BYD Breaks Through: The Real Logic Behind Chinese Brands' Penetration of Spain

From a data perspective, Chinese brands' performance in Spain is evolving from "dark horse" to "regular" status.

◎ BYD sold 2,434 units in May, a surge of 1099%, breaking through the 2% market share threshold for the first time and leaping to 19th place in the brand rankings. ◎ MG remained firmly in ninth place with sales of 5,333 units, a year-on-year increase of over 114%, and the ZS model topped the third spot in the segment's best-sellers list. This high growth is not fortuitous.

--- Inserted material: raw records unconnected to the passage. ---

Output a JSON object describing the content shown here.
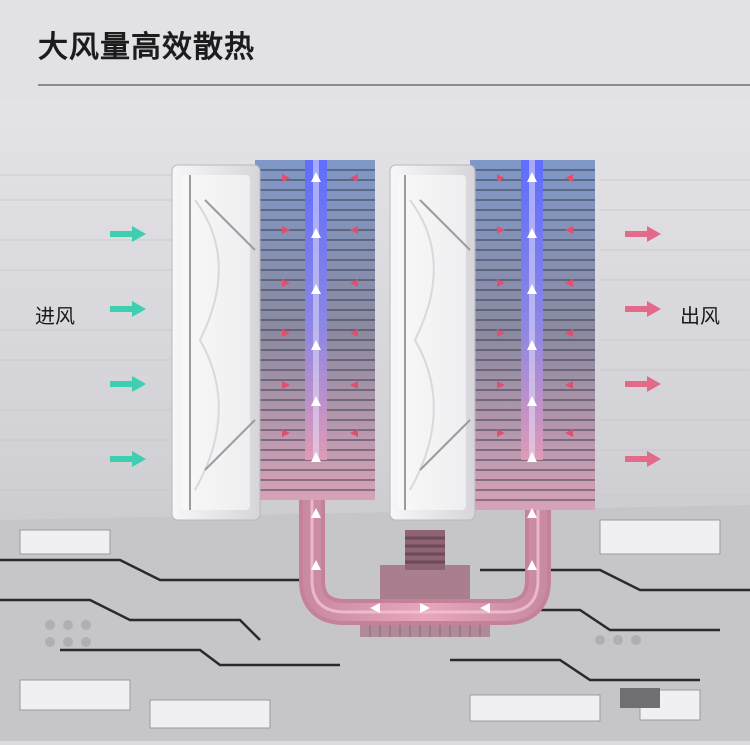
{
  "title": "大风量高效散热",
  "labels": {
    "intake": "进风",
    "exhaust": "出风"
  },
  "colors": {
    "intake_arrow": "#3dcfb0",
    "exhaust_arrow": "#e46a8a",
    "heatpipe_top": "#6a78ff",
    "heatpipe_bottom": "#d48bb0",
    "fin_stack": "#5d6b80",
    "fan_frame": "#f2f2f4",
    "board": "#c9c9cc"
  },
  "icons": {
    "intake": "arrow-right-icon",
    "exhaust": "arrow-right-icon",
    "flow": "arrow-up-icon"
  }
}
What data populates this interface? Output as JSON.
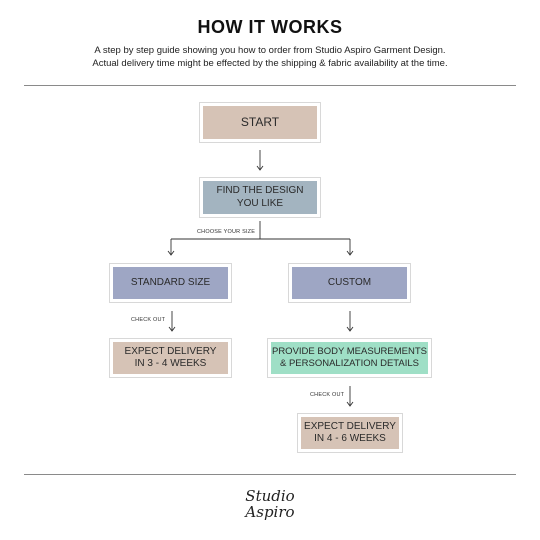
{
  "header": {
    "title": "HOW IT WORKS",
    "subtitle_line1": "A step by step guide showing you how to order from Studio Aspiro Garment Design.",
    "subtitle_line2": "Actual delivery time might be effected by the shipping & fabric availability at the time."
  },
  "nodes": {
    "start": {
      "label": "START",
      "color": "#d6c3b6"
    },
    "find_design": {
      "line1": "FIND THE DESIGN",
      "line2": "YOU LIKE",
      "color": "#a3b4c0"
    },
    "standard_size": {
      "label": "STANDARD SIZE",
      "color": "#9ea6c4"
    },
    "custom": {
      "label": "CUSTOM",
      "color": "#9ea6c4"
    },
    "expect_delivery_standard": {
      "line1": "EXPECT DELIVERY",
      "line2": "IN 3 - 4 WEEKS",
      "color": "#d6c3b6"
    },
    "body_measurements": {
      "line1": "PROVIDE BODY MEASUREMENTS",
      "line2": "& PERSONALIZATION DETAILS",
      "color": "#9fdfc6"
    },
    "expect_delivery_custom": {
      "line1": "EXPECT DELIVERY",
      "line2": "IN 4 - 6 WEEKS",
      "color": "#d6c3b6"
    }
  },
  "edge_labels": {
    "choose_size": "CHOOSE YOUR SIZE",
    "check_out_standard": "CHECK OUT",
    "check_out_custom": "CHECK OUT"
  },
  "logo": {
    "line1": "Studio",
    "line2": "Aspiro"
  }
}
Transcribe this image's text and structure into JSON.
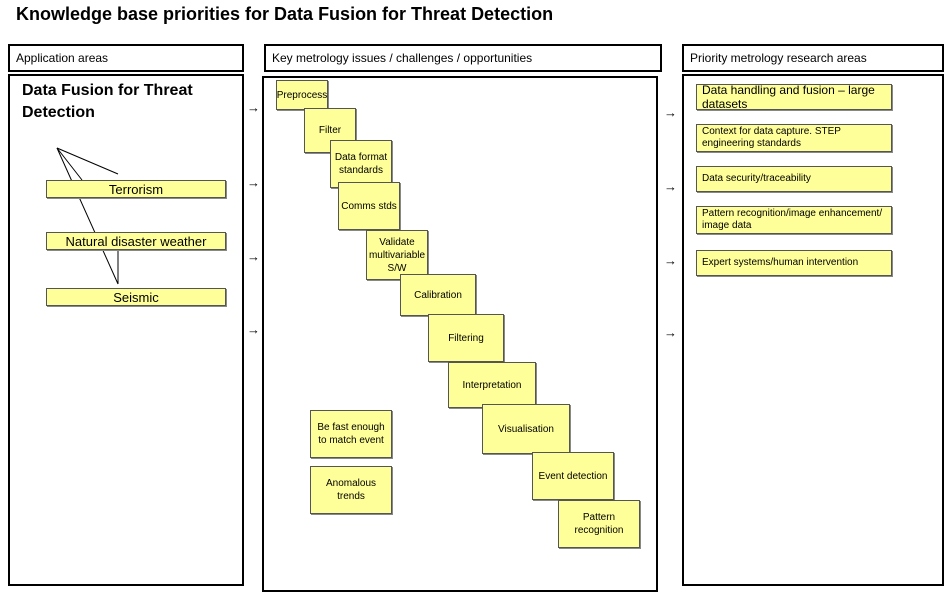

The electrification process in the Spanish market lags behind markets like Norway and the Netherlands, creating a "structural gap" characterized by price sensitivity, rapidly increasing penetration rates, but a supply that has yet to fully align. BYD's Seal U, Dolphin, Seal, and other models fill this demand niche—combining the space of a mid-size SUV with a price range of 100,000 to 300,000 yuan, equipped with advanced electrification capabilities, outperforming competitors in the same price bracket in terms of energy consumption, range, and configuration.

More importantly, it's about the evolution of channel layout and brand perception.

◎ MG leveraged partnerships with established distributors in Western Europe to achieve a leverage effect, requiring lower brand investment for greater volume. ◎ BYD adopted a parallel approach of direct and semi-direct sales, supplemented by a strong presence at auto shows and offline experience centers, enhancing brand recognition while establishing price anchors and technology labels. On this map of Chinese brand distribution, MG breaks through the traditional fuel and new energy markets with a "new European" identity, BYD focuses on new energy, Chery taps into the trendy design faction with Omoda and Jaecoo, while Leapmotor, XPeng, and others test the waters of urban light users with a "technology label". This combination of "brand stratification + product stratification + strategy stratification" showcases the tactical diversity of Chinese brands in responding to overseas markets.

Of course, the current market share is far from indicating that they have "established a firm foothold," but "breaking in" has become an undeniable fact. Taking BYD as an example, the sales of a single Seal U model in May exceeded the combined total of Volvo or Jeep; and MG 3 and MG HS are also challenging the traditional strongholds of Volkswagen Polo and Renault Captur.

If the UK serves as the branding experimental field for Chinese automakers, and Norway as the test bed for technology and subsidy benefits, then Spain is the "proving ground" for structural penetration capabilities.

Here, there is no brand loyalty for German cars, nor are there high subsidies like in Nordic markets, nor is there strong local brand protection like in France.

Its consumption structure is pragmatic: extremely price-sensitive, well-developed leasing systems, a vast small car market, and electric acceptance at a pivotal point. This provides an ideal stage for Chinese brands to cut in through "price wars" and then leverage "configuration and intelligence" to execute an upward assault.

BYD's breakthrough is just the beginning, and MG's stability is but a testament to normalization. As the EU's anti-subsidy investigation into Chinese electric vehicles unfolds, the next phase of competition for Chinese brands will extend beyond merely "selling cars" to constructing a sustainable European methodology amidst rule-making, brand recognition, and continuous channel management.

Summary

The battle in Spain marks the commencement, not the conclusion, of China's entry into Europe. Whether Chinese brands can truly penetrate France, Germany, Italy, and other "European axes" hinges on their ability to move beyond the comfort zone of "product competition" and establish system capabilities in branding, trust, and technology narratives.